Questioning whether CSM had begun functioning as a lobbying group rather than advocacy group, the Los Angeles Times called the organization "one of the most zealous voices when it comes to encouraging state legislation limiting the sale of ultra-violent games to minors" and was "splitting hairs" regarding the difference between lobbying and advocacy in its efforts.

===Media and child health===
CSM participated in the FCC's Child Obesity Taskforce in April 2006 and hosted Beyond Primetime, a panel discussion and conference on issues related to children and media, featuring lead executives from the United States' top media.

In June 2006, CSM and The Department of Clinical Bioethics at the National Institutes of Health released a white paper that outlines the ways that media exposure can impact children's health. The paper evaluated 173 media-related studies from the past 28 years and concluded that "In 80% of the studies, greater media exposure is associated with negative health outcomes for children and adolescents."

In October 2006, the organization released a white paper compiled from existing research on body image perceptions in children and teens.

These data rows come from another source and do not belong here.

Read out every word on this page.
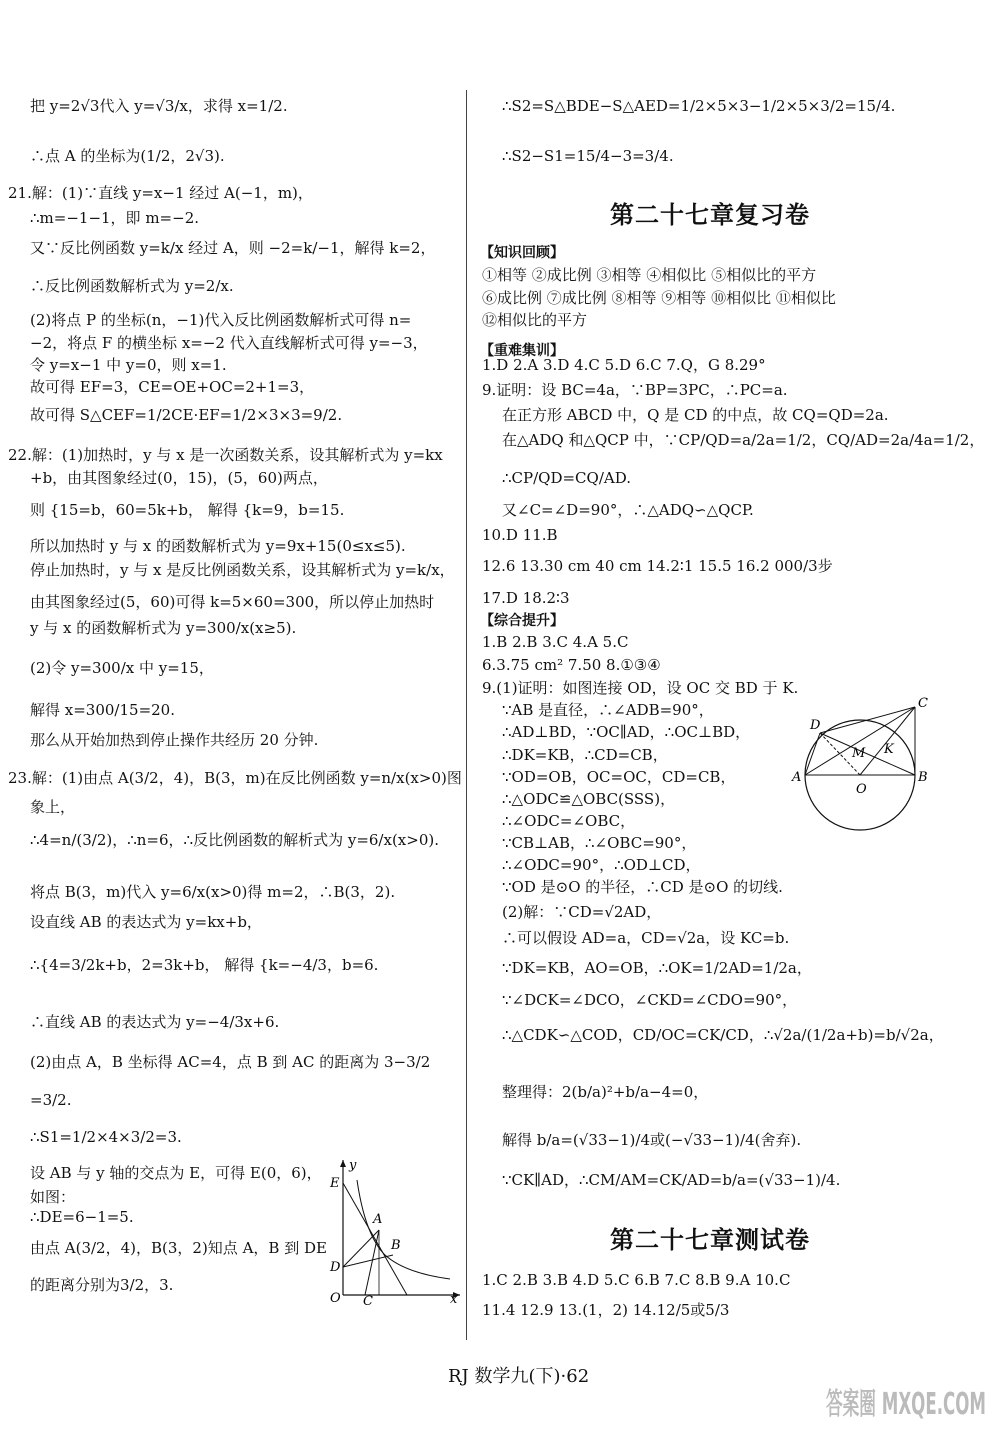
把 y=2√3代入 y=√3/x，求得 x=1/2.
∴点 A 的坐标为(1/2，2√3).
21.解：(1)∵直线 y=x−1 经过 A(−1，m)，
∴m=−1−1，即 m=−2.
又∵反比例函数 y=k/x 经过 A，则 −2=k/−1，解得 k=2，
∴反比例函数解析式为 y=2/x.
(2)将点 P 的坐标(n，−1)代入反比例函数解析式可得 n=
−2，将点 F 的横坐标 x=−2 代入直线解析式可得 y=−3，
令 y=x−1 中 y=0，则 x=1.
故可得 EF=3，CE=OE+OC=2+1=3，
故可得 S△CEF=1/2CE·EF=1/2×3×3=9/2.
22.解：(1)加热时，y 与 x 是一次函数关系，设其解析式为 y=kx
+b，由其图象经过(0，15)，(5，60)两点，
则 {15=b，60=5k+b， 解得 {k=9，b=15.
所以加热时 y 与 x 的函数解析式为 y=9x+15(0≤x≤5).
停止加热时，y 与 x 是反比例函数关系，设其解析式为 y=k/x，
由其图象经过(5，60)可得 k=5×60=300，所以停止加热时
y 与 x 的函数解析式为 y=300/x(x≥5).
(2)令 y=300/x 中 y=15，
解得 x=300/15=20.
那么从开始加热到停止操作共经历 20 分钟.
23.解：(1)由点 A(3/2，4)，B(3，m)在反比例函数 y=n/x(x>0)图
象上，
∴4=n/(3/2)，∴n=6，∴反比例函数的解析式为 y=6/x(x>0).
将点 B(3，m)代入 y=6/x(x>0)得 m=2，∴B(3，2).
设直线 AB 的表达式为 y=kx+b，
∴{4=3/2k+b，2=3k+b， 解得 {k=−4/3，b=6.
∴直线 AB 的表达式为 y=−4/3x+6.
(2)由点 A，B 坐标得 AC=4，点 B 到 AC 的距离为 3−3/2
=3/2.
∴S1=1/2×4×3/2=3.
设 AB 与 y 轴的交点为 E，可得 E(0，6)，
如图：
∴DE=6−1=5.
由点 A(3/2，4)，B(3，2)知点 A，B 到 DE
的距离分别为3/2，3.
第二十七章复习卷
第二十七章测试卷
∴S2=S△BDE−S△AED=1/2×5×3−1/2×5×3/2=15/4.
∴S2−S1=15/4−3=3/4.
①相等 ②成比例 ③相等 ④相似比 ⑤相似比的平方
⑥成比例 ⑦成比例 ⑧相等 ⑨相等 ⑩相似比 ⑪相似比
⑫相似比的平方
1.D 2.A 3.D 4.C 5.D 6.C 7.Q，G 8.29°
9.证明：设 BC=4a，∵BP=3PC，∴PC=a.
在正方形 ABCD 中，Q 是 CD 的中点，故 CQ=QD=2a.
在△ADQ 和△QCP 中，∵CP/QD=a/2a=1/2，CQ/AD=2a/4a=1/2，
∴CP/QD=CQ/AD.
又∠C=∠D=90°，∴△ADQ∽△QCP.
10.D 11.B
12.6 13.30 cm 40 cm 14.2∶1 15.5 16.2 000/3步
17.D 18.2∶3
1.B 2.B 3.C 4.A 5.C
6.3.75 cm² 7.50 8.①③④
9.(1)证明：如图连接 OD，设 OC 交 BD 于 K.
∵AB 是直径，∴∠ADB=90°，
∴AD⊥BD，∵OC∥AD，∴OC⊥BD，
∴DK=KB，∴CD=CB，
∵OD=OB，OC=OC，CD=CB，
∴△ODC≌△OBC(SSS)，
∴∠ODC=∠OBC，
∵CB⊥AB，∴∠OBC=90°，
∴∠ODC=90°，∴OD⊥CD，
∵OD 是⊙O 的半径，∴CD 是⊙O 的切线.
(2)解：∵CD=√2AD，
∴可以假设 AD=a，CD=√2a，设 KC=b.
∵DK=KB，AO=OB，∴OK=1/2AD=1/2a，
∵∠DCK=∠DCO，∠CKD=∠CDO=90°，
∴△CDK∽△COD，CD/OC=CK/CD，∴√2a/(1/2a+b)=b/√2a，
整理得：2(b/a)²+b/a−4=0，
解得 b/a=(√33−1)/4或(−√33−1)/4(舍弃).
∵CK∥AD，∴CM/AM=CK/AD=b/a=(√33−1)/4.
1.C 2.B 3.B 4.D 5.C 6.B 7.C 8.B 9.A 10.C
11.4 12.9 13.(1，2) 14.12/5或5/3
【知识回顾】
【重难集训】
【综合提升】
y
E
A
B
D
O C	x
C
D
M K
A
O
B
RJ 数学九(下)·62
答案圈 MXQE.COM
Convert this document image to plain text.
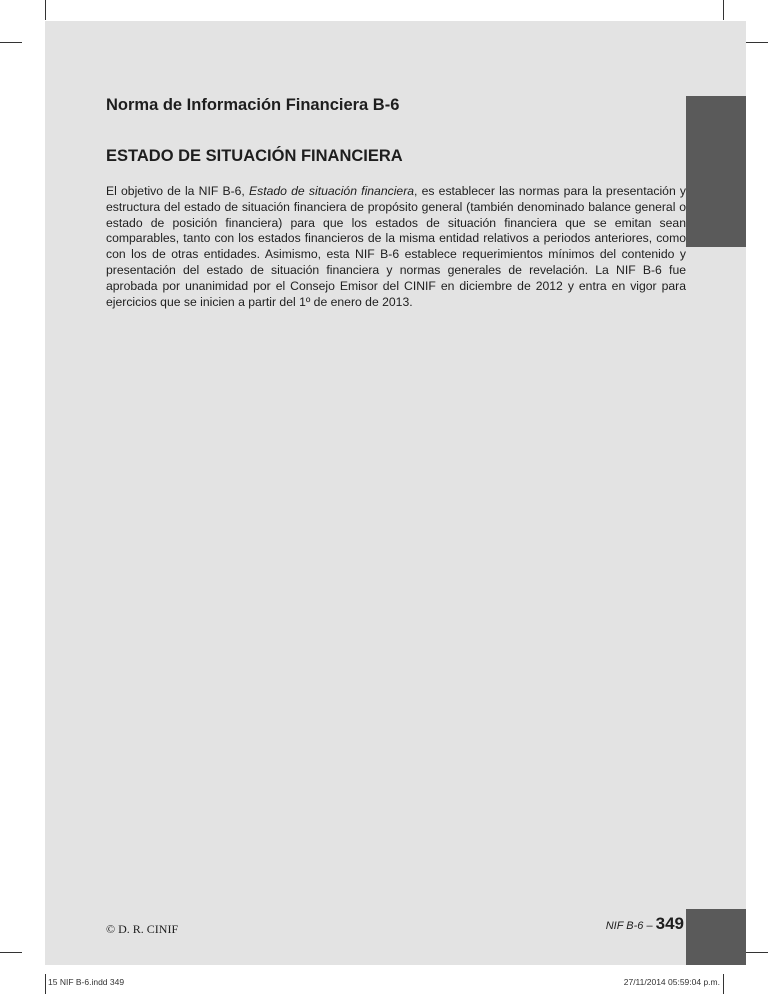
Norma de Información Financiera B-6
ESTADO DE SITUACIÓN FINANCIERA

El objetivo de la NIF B-6, Estado de situación financiera, es establecer las normas para la presentación y estructura del estado de situación financiera de propósito general (también denominado balance general o estado de posición financiera) para que los estados de situación financiera que se emitan sean comparables, tanto con los estados financieros de la misma entidad relativos a periodos anteriores, como con los de otras entidades. Asimismo, esta NIF B-6 establece requerimientos mínimos del contenido y presentación del estado de situación financiera y normas generales de revelación. La NIF B-6 fue aprobada por unanimidad por el Consejo Emisor del CINIF en diciembre de 2012 y entra en vigor para ejercicios que se inicien a partir del 1º de enero de 2013.

© D. R. CINIF	NIF B-6 – 349
15 NIF B-6.indd 349	27/11/2014 05:59:04 p.m.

The paper states more than half of boys as young as 6 to 8 think their ideal weight is thinner than their current size and that children with parents who are dissatisfied with their bodies are more likely to feel that way about their own.

In April 2015, they launched the national advocacy effort, Common Sense Kids Action, to advocate for certain state and federal efforts to bolster education for children.

CSM released a PSA with Goodby, Silverstein & Partners in 2017 called Device Free Dinner which featured Will Ferrell as a distracted father at the dinner table, in order to raise awareness for responsible technology and media usage.

CSM is an endorser of the SUCCESS Act, introduced to the House in July 2021. CSM partnered with ad agency Goodby Silverstein & Partners in 2021 to encourage low-income families to claim money due to them through the newly-improved Child Tax Credit—as much as $3,600 per child in an eligible family for one year.

In 2023, CSM partnered with the Dove Self-Esteem Project to advance revisions of the Kids Online Safety Act, a federal bill that supports design standards and safeguards to protect children online.

CSM is also an endorser of the Affordable Connectivity Program (ACP) as well as the Affordable Connectivity Program Extension Act, introduced to the United States Senate in January 2024. This legislation provides $7 billion for ACP, which provides affordable high-speed internet access to households across the country.

In June 2024, CSM endorsed the SAFE For Kids Act, which is a New York law that bans "addictive" feeds for minors under the age of 18 without parental consent. CSM endorsed the act, stating that it would improve mental health for minors as well as "reel in big tech".

==Research==
In September 2017, CSM released a study which it developed in collaboration with the University of Southern California's Annenberg School for Communication and Journalism focused on families in both Japan and the United States and technology use. Surveys of families in the United States were compared to surveys of Japanese families and found that both countries struggle with the impact of technology on family life and relationships.

A study completed by CSM found that 97% of children between the ages of 11 and 17 use their phones during school hours, while 60% use cellular devices between midnight and 5 A.M. on school nights.

In March 2023, CSM published research that explored girls' experiences on five popular social media platforms: YouTube, TikTok, Instagram, Snapchat and WhatsApp. Girls who used TikTok were more likely to report feeling addicted to the platform, with nearly 1 in 4 girls stating the apps interfered with their daily sleep routine.

In November 2023, CSM launched AI Ratings, an initiative to create AI guidelines and education materials to help curate "family friendly" GPT-branded large language models. CSM then partnered with OpenAI in January 2024 to develop a review system "intended for parents, children and educators to better understand [AI] technology's risks and benefits" as an extension of its AI Ratings initiative.